(社説)エネルギー企業 脱炭素へ率先して動け

[PR]

 気候危機を克服するため、森林吸収分などを差し引いた実質的な温室効果ガスの排出を2050年にゼロにする。菅政権が掲げるこの目標達成には、電力、ガス、石油などのエネルギー企業が脱炭素へ動くことが欠かせない。現在の排出量の8割を、エネルギーの使用にともなう二酸化炭素(CO2)が占めるからだ。

 東京ガスはおととし、供給先も含め、50年にCO2排出を実質ゼロにする方針を打ち出した。原動力になったのは、30代中心の若手社員の存在だ。

 自らがまだ働いている30年後に会社を存続させるには、想定できるシナリオを積み上げるだけで足りるのか。30人が議論の末、エネルギー企業こそが年限を切って、脱炭素に向けて技術を総動員すべきだと、内田高史社長に訴えたという。

 燃やしてもCO2が出ない水素を、家庭用燃料電池の技術を活用して低コストでつくり、さらに都市ガスの主成分であるメタンに変える。ガス導管など今ある設備を生かせるため、社会全体のコストの増大を防ぎながら普及できるとみる。

 50年の脱炭素シナリオを発表した大阪ガスも、CO2排出実質ゼロでメタンをつくる研究を進めており、大阪・関西万博での実証実験などを予定する。

 東京、中部両電力の火力発電部門を統合したJERAも、50年に国内外での実質ゼロをめざす。天候などで発電量が変動しやすい再生可能エネルギーの調整電源として、アンモニアや水素を混ぜた石炭火力発電を実用化。40年代にはアンモニアだけを燃料に、CO2を出さない火力発電所も計画する。

 石油元売りのENEOSホールディングスは、40年に自社の事業で直接排出されるCO2を実質ゼロにする目標を掲げた。経営陣の意識向上を促すため、一部の役員報酬の評価指標に昨年6月、CO2削減量を採用した。

 エネルギー企業は長らく、安定供給で暮らしや経済を支えてきた。今後は利用者が温暖化防止の努力に参加できるよう、有効な脱炭素の選択肢を提供することも責務に加わったと、覚悟を新たにすべきだ。

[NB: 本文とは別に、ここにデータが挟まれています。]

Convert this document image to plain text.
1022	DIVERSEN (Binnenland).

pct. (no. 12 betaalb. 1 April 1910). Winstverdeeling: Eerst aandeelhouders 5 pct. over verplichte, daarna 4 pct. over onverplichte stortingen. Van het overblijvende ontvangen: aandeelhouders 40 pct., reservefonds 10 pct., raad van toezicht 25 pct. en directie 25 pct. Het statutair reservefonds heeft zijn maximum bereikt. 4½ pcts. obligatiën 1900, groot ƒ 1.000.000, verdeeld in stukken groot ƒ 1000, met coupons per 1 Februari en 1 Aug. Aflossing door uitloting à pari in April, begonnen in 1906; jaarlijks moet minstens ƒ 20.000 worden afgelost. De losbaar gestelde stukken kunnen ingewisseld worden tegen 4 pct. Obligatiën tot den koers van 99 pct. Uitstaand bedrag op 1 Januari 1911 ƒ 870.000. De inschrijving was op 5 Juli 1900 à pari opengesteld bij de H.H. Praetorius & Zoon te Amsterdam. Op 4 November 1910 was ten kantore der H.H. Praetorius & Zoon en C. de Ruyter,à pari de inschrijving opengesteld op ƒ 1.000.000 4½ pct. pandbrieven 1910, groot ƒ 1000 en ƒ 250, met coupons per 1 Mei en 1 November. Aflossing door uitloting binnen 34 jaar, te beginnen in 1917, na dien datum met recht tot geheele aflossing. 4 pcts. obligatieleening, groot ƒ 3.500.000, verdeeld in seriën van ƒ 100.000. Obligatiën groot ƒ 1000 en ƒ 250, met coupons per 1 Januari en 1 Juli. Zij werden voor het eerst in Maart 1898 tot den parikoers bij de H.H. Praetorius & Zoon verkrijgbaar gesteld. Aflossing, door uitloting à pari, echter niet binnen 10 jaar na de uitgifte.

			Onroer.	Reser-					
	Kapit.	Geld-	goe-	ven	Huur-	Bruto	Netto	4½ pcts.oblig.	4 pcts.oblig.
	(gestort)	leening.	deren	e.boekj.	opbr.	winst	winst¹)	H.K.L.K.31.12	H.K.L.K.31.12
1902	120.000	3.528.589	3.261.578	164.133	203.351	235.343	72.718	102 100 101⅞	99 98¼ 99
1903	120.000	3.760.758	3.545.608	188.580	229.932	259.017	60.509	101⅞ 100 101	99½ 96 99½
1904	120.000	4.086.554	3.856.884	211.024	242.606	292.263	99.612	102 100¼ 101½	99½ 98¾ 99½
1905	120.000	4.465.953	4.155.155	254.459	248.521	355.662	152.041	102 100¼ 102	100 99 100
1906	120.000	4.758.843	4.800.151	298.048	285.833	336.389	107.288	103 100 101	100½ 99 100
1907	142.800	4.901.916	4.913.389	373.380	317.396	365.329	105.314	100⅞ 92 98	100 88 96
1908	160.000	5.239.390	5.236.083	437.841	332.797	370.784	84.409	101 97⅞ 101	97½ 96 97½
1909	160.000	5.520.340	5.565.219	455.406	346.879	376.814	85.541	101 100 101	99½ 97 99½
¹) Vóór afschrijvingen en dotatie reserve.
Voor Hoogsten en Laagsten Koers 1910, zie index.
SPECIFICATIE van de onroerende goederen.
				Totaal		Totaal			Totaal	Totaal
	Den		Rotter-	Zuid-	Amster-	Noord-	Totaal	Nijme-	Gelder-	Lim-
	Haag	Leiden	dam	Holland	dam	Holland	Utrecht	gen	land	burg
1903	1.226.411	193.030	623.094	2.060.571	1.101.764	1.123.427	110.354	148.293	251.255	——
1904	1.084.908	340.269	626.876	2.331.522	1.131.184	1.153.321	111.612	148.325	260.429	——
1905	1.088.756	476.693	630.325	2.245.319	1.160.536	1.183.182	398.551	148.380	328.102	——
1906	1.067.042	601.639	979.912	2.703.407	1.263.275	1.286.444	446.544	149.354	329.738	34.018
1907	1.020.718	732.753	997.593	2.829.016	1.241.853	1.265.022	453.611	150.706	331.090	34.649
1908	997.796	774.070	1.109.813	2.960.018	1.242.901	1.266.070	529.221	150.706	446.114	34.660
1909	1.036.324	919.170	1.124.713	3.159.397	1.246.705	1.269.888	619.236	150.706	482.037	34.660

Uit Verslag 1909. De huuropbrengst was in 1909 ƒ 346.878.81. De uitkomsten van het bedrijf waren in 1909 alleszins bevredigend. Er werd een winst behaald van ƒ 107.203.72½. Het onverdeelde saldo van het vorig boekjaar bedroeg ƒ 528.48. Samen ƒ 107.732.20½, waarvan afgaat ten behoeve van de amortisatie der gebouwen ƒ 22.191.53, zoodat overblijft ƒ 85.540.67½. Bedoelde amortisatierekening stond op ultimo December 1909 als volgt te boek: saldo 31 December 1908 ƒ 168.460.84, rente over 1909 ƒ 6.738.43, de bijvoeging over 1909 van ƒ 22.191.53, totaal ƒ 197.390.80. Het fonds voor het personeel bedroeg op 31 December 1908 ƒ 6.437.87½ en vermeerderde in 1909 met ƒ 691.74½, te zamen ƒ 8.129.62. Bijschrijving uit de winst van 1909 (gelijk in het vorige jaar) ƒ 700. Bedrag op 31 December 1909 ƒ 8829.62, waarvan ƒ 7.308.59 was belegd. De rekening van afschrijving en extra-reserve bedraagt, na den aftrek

 ただ、利益の源泉であり続けてきた化石燃料からの脱却は容易ではない。政策で変化を促すことも求められる。炭素に値段をつけ、排出を減らすほど得をするカーボンプライシングは有力な選択肢だ。炭素税なら、税収をエネルギー企業の技術開発支援に充てることもできる。

 脱炭素社会は一足飛びには実現できない。エネルギー企業は着実な努力で、新しい社会に向けた歩みをリードしてほしい。